The Diary of a Nobody/July 2

Meet Sparrow, an average man passing an average life…

Thursday, July 2
Knocked out a really good workout this morning…I’m still not back to full strength, but it I’m getting there…Recall last time I’d upped the weight on the bench press and got it up seven times and today I was able to move it eight times on the last set, the improvement we’re looking for. 

Ryan, the owner, made an appearance, too…Actually, he was down there when I walked in…Recall Ryan lives there (it’s the old Knights of Columbus building) and the only bathroom is in the basement, where the weights are and he was heading down for his morning constitutional…He had the key for the bathroom in his hand, too…I’d wondered about that because the couple of times I’d tried to open the door it didn’t…He said he’s been keeping it locked because chicks had been stuffing tampons down the toilet and twice he’s had to fork over good money to have it snaked and he was tired of paying that, so he keeps the can locked now. 
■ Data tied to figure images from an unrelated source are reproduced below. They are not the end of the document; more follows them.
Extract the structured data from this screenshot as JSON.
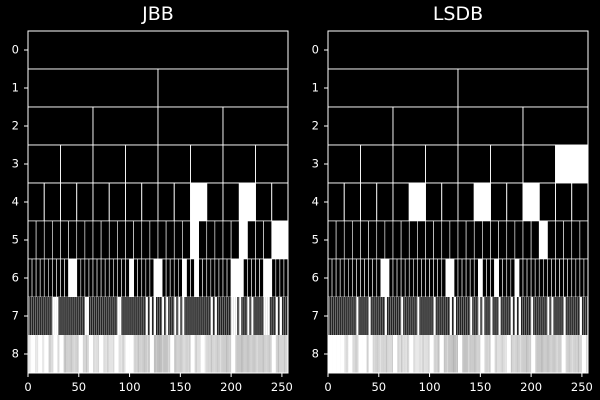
{
  "chart_data": [
    {
      "type": "heatmap",
      "title": "JBB",
      "xlabel": "",
      "ylabel": "",
      "xlim": [
        0,
        256
      ],
      "ylim": [
        0,
        9
      ],
      "x_ticks": [
        "0",
        "50",
        "100",
        "150",
        "200",
        "250"
      ],
      "y_ticks": [
        "0",
        "1",
        "2",
        "3",
        "4",
        "5",
        "6",
        "7",
        "8"
      ],
      "levels": [
        {
          "level": 0,
          "dark": [
            0
          ],
          "lit": []
        },
        {
          "level": 1,
          "dark": [
            0,
            1
          ],
          "lit": []
        },
        {
          "level": 2,
          "dark": [
            0,
            1,
            2,
            3
          ],
          "lit": []
        },
        {
          "level": 3,
          "dark": [
            0,
            1,
            2,
            3,
            4,
            5,
            6,
            7
          ],
          "lit": []
        },
        {
          "level": 4,
          "dark": [
            0,
            1,
            2,
            3,
            4,
            5,
            6,
            7,
            8,
            9,
            11,
            12,
            14,
            15
          ],
          "lit": [
            10,
            13
          ]
        },
        {
          "level": 5,
          "dark": [
            0,
            1,
            2,
            3,
            4,
            5,
            6,
            7,
            8,
            9,
            10,
            11,
            12,
            13,
            14,
            15,
            16,
            17,
            18,
            19,
            20,
            21,
            22,
            23,
            24,
            25,
            26,
            27,
            28,
            29
          ],
          "lit": [
            20,
            26,
            30,
            31
          ]
        },
        {
          "level": 6,
          "dark": [
            0,
            1,
            2,
            3,
            4,
            5,
            6,
            7,
            8,
            9,
            10,
            11,
            12,
            13,
            14,
            15,
            16,
            17,
            18,
            19,
            20,
            21,
            22,
            23,
            24,
            25,
            26,
            27,
            28,
            29,
            30,
            31,
            32,
            33,
            34,
            35,
            36,
            37,
            38,
            39,
            40,
            41,
            42,
            43,
            44,
            45,
            46,
            47,
            48,
            49,
            50,
            51,
            52,
            53,
            54,
            55,
            56,
            57,
            58,
            59,
            60,
            61,
            62,
            63
          ],
          "lit": [
            10,
            11,
            25,
            31,
            32,
            38,
            41,
            50,
            51,
            52,
            58,
            59
          ]
        },
        {
          "level": 7,
          "dark": [],
          "lit": [
            12,
            13,
            14,
            28,
            29,
            44,
            45,
            58,
            60,
            62,
            66,
            68,
            72,
            74,
            76,
            90,
            92,
            100,
            101,
            102,
            104,
            108,
            110,
            116,
            117,
            118,
            122,
            124
          ]
        },
        {
          "level": 8,
          "dark": [],
          "lit": [
            3,
            10,
            16,
            25,
            31,
            50,
            60,
            70,
            85,
            96,
            100,
            120,
            140,
            160,
            170,
            200,
            240
          ]
        }
      ]
    },
    {
      "type": "heatmap",
      "title": "LSDB",
      "xlabel": "",
      "ylabel": "",
      "xlim": [
        0,
        256
      ],
      "ylim": [
        0,
        9
      ],
      "x_ticks": [
        "0",
        "50",
        "100",
        "150",
        "200",
        "250"
      ],
      "y_ticks": [
        "0",
        "1",
        "2",
        "3",
        "4",
        "5",
        "6",
        "7",
        "8"
      ],
      "levels": [
        {
          "level": 0,
          "dark": [
            0
          ],
          "lit": []
        },
        {
          "level": 1,
          "dark": [
            0,
            1
          ],
          "lit": []
        },
        {
          "level": 2,
          "dark": [
            0,
            1,
            2,
            3
          ],
          "lit": []
        },
        {
          "level": 3,
          "dark": [
            0,
            1,
            2,
            3,
            4,
            5,
            6
          ],
          "lit": [
            7
          ]
        },
        {
          "level": 4,
          "dark": [
            0,
            1,
            2,
            3,
            4,
            5,
            6,
            7,
            8,
            9,
            10,
            11,
            12,
            13,
            14,
            15
          ],
          "lit": [
            5,
            9,
            12
          ]
        },
        {
          "level": 5,
          "dark": [
            0,
            1,
            2,
            3,
            4,
            5,
            6,
            7,
            8,
            9,
            10,
            11,
            12,
            13,
            14,
            15,
            16,
            17,
            18,
            19,
            20,
            21,
            22,
            23,
            24,
            25,
            26,
            27,
            28,
            29,
            30,
            31
          ],
          "lit": [
            26
          ]
        },
        {
          "level": 6,
          "dark": [
            0,
            1,
            2,
            3,
            4,
            5,
            6,
            7,
            8,
            9,
            10,
            11,
            12,
            13,
            14,
            15,
            16,
            17,
            18,
            19,
            20,
            21,
            22,
            23,
            24,
            25,
            26,
            27,
            28,
            29,
            30,
            31,
            32,
            33,
            34,
            35,
            36,
            37,
            38,
            39,
            40,
            41,
            42,
            43,
            44,
            45,
            46,
            47,
            48,
            49,
            50,
            51,
            52,
            53,
            54,
            55,
            56,
            57,
            58,
            59,
            60,
            61,
            62,
            63
          ],
          "lit": [
            13,
            14,
            29,
            30,
            37,
            41,
            46
          ]
        },
        {
          "level": 7,
          "dark": [],
          "lit": [
            14,
            20,
            28,
            36,
            44,
            52,
            60,
            62,
            70,
            74,
            76,
            80,
            84,
            90,
            92,
            94,
            100,
            108,
            110,
            116,
            124
          ]
        },
        {
          "level": 8,
          "dark": [],
          "lit": [
            0,
            4,
            8,
            12,
            20,
            30,
            34,
            40,
            64,
            80,
            100,
            110,
            128,
            150,
            160,
            176,
            200,
            230,
            250
          ]
        }
      ]
    }
  ]
}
Finally got the snow tires changed out…Recall, I’d bought them and had them put on when I bought the new ride in November and I went to the same place in the next county to have them swapped out…As I left I jokingly wanted to make an appointment for next week to have them put on again, but I wasn’t feeling very jokingly, frankly…I’d made a 1000 appointment and the new ride wasn’t serviced until 1033 and I wasn’t out of there until 1110…This was annoying…You make an appointment to reserve a time to have something done for you…You accept an appointment because that means you have a guaranteed customer – someone who thinks enuff of your work to have you do it for them –  showing up at a certain time. 

I spent some money at the retailer, too…First, I bought some weed spray to get rid of the grass and weeds that are growing in the part of the driveway The Ex used to use…Now, regular readers of this crap may – or they may not – recall The Ex had a No Pesticide policy here at The Shire, which I generally applaud, but you can’t pull weeds out of gravel…I suppose I could use that part of the driveway again, but that would take a while to kill them all plus they’ll just start growing on my part of the driveway besides.
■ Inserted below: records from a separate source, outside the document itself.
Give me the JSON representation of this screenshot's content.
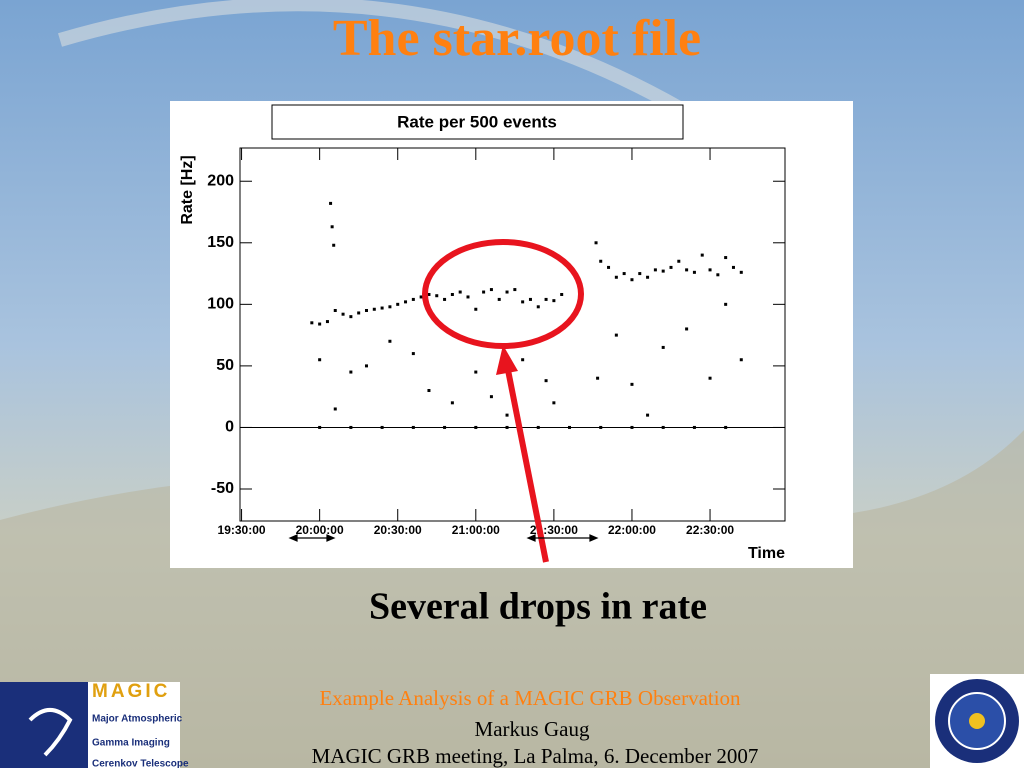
{
  "slide": {
    "title": "The star.root file",
    "caption": "Several drops in rate",
    "footer": {
      "line1": "Example Analysis of a MAGIC GRB Observation",
      "line2": "Markus Gaug",
      "line3": "MAGIC GRB meeting, La Palma, 6. December 2007"
    },
    "logo": {
      "name": "MAGIC",
      "lines": [
        "Major Atmospheric",
        "Gamma Imaging",
        "Cerenkov Telescope"
      ]
    }
  },
  "chart_data": {
    "type": "scatter",
    "title": "Rate per 500 events",
    "y_label": "Rate [Hz]",
    "x_label": "Time",
    "xlim": [
      19.49,
      22.98
    ],
    "ylim": [
      -76,
      227
    ],
    "xticks": [
      {
        "value": 19.5,
        "label": "19:30:00"
      },
      {
        "value": 20.0,
        "label": "20:00:00"
      },
      {
        "value": 20.5,
        "label": "20:30:00"
      },
      {
        "value": 21.0,
        "label": "21:00:00"
      },
      {
        "value": 21.5,
        "label": "21:30:00"
      },
      {
        "value": 22.0,
        "label": "22:00:00"
      },
      {
        "value": 22.5,
        "label": "22:30:00"
      }
    ],
    "yticks": [
      -50,
      0,
      50,
      100,
      150,
      200
    ],
    "series": [
      {
        "name": "Rate",
        "color": "#000000",
        "x": [
          19.95,
          20.0,
          20.05,
          20.07,
          20.08,
          20.09,
          20.1,
          20.15,
          20.2,
          20.25,
          20.3,
          20.35,
          20.4,
          20.45,
          20.5,
          20.55,
          20.6,
          20.65,
          20.7,
          20.75,
          20.8,
          20.85,
          20.9,
          20.95,
          21.0,
          21.05,
          21.1,
          21.15,
          21.2,
          21.25,
          21.3,
          21.35,
          21.4,
          21.45,
          21.5,
          21.55,
          21.77,
          21.8,
          21.85,
          21.9,
          21.95,
          22.0,
          22.05,
          22.1,
          22.15,
          22.2,
          22.25,
          22.3,
          22.35,
          22.4,
          22.45,
          22.5,
          22.55,
          22.6,
          22.65,
          22.7,
          20.0,
          20.1,
          20.2,
          20.3,
          20.45,
          20.6,
          20.7,
          20.85,
          21.0,
          21.1,
          21.2,
          21.3,
          21.45,
          21.5,
          21.78,
          21.9,
          22.0,
          22.1,
          22.2,
          22.35,
          22.5,
          22.6,
          22.7,
          20.0,
          20.2,
          20.4,
          20.6,
          20.8,
          21.0,
          21.2,
          21.4,
          21.6,
          21.8,
          22.0,
          22.2,
          22.4,
          22.6
        ],
        "values": [
          85,
          84,
          86,
          182,
          163,
          148,
          95,
          92,
          90,
          93,
          95,
          96,
          97,
          98,
          100,
          102,
          104,
          106,
          108,
          107,
          104,
          108,
          110,
          106,
          96,
          110,
          112,
          104,
          110,
          112,
          102,
          104,
          98,
          104,
          103,
          108,
          150,
          135,
          130,
          122,
          125,
          120,
          125,
          122,
          128,
          127,
          130,
          135,
          128,
          126,
          140,
          128,
          124,
          138,
          130,
          126,
          55,
          15,
          45,
          50,
          70,
          60,
          30,
          20,
          45,
          25,
          10,
          55,
          38,
          20,
          40,
          75,
          35,
          10,
          65,
          80,
          40,
          100,
          55,
          0,
          0,
          0,
          0,
          0,
          0,
          0,
          0,
          0,
          0,
          0,
          0,
          0,
          0
        ]
      }
    ]
  }
}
So I blew $20 or so on a large deal of an herbicide guaranteed to kill every living green thing in your yard…I felt terrible, cause that’s got to be a lousy way to die, but it’s the little things that will keep The Shire looking sharp. 

Everything was ready to go, too…There was no mixing and, in fact, the only time you will come in contact with the product is if you spray it on yourself…You hook the hose up to the bottle and extend the wand and BOOM you’re ready to go…Well, there are a few overrides required…You have to move the knob where the hose connects, and there’s a tab at the bottom of the wand that needs to be pulled out and a switch on the want itself…And for Pete’s sake, saturate the entire plant and just don’t wave it at the base…And be careful, because it will kill desirable plants just as well as it will kill weeds, too…The only downside is it takes a few hours to work and I was in bed early (see Sleep Log below) so I will have to wait till morning to see the results.

I bought a new coffee maker, too because just like that the old one needed to be replaced…This week it started not producing full pots of coffee…This was perplexing because where the hell’s the water going???….I mean, you put a full pot of water in there and it is only yielding half to three-quarters of a pot…Ol’ Sparrow was completely flummoxed, hardly the Upset of the Year…I bought one that was similar, tho a bit different, but it still had the red front that I like.

A fond farewell to the old one…It provided good service, at least three years, maybe even four…Really long time readers of this crap may recall the fussing we went thru buying it…I was in the habit of buying the least expensive one the retailer had, but the burners on these went out after a year or so…On the other hand, The Ex and I didn’t want to blow $90 on one, either, so we went with a $30 one and it lasted long enuff to prove to be a good value.

In other news from the retailer, they continue to have an irregular supply of that sandwich spread with a pic of Satan on the label…Today they were out of the chicken spread, my favorite, but they had tons of the corned beef and deviled ham, which, you know, are OK…This is something else I don’t understand…Toilet paper and Lysol are easy to find but Satan’s chicken spread is hit or miss…I mean, I know it’s tasty and keeps forever, but come on, people: stop hoarding this. 

Sparrow’s Sleep Log: 1830 Wednesday until 0030 Thursday…6.0 hours for the week and 27 hours for the week, both totals that are a bit lower than we’re looking for. 

The Diary of a Nobody is a novel. All elements are either products of the author’s imagination or are used fictitiously. Anything else is a coincidence. 

It was inspired by the 19th-century British novel of the same name.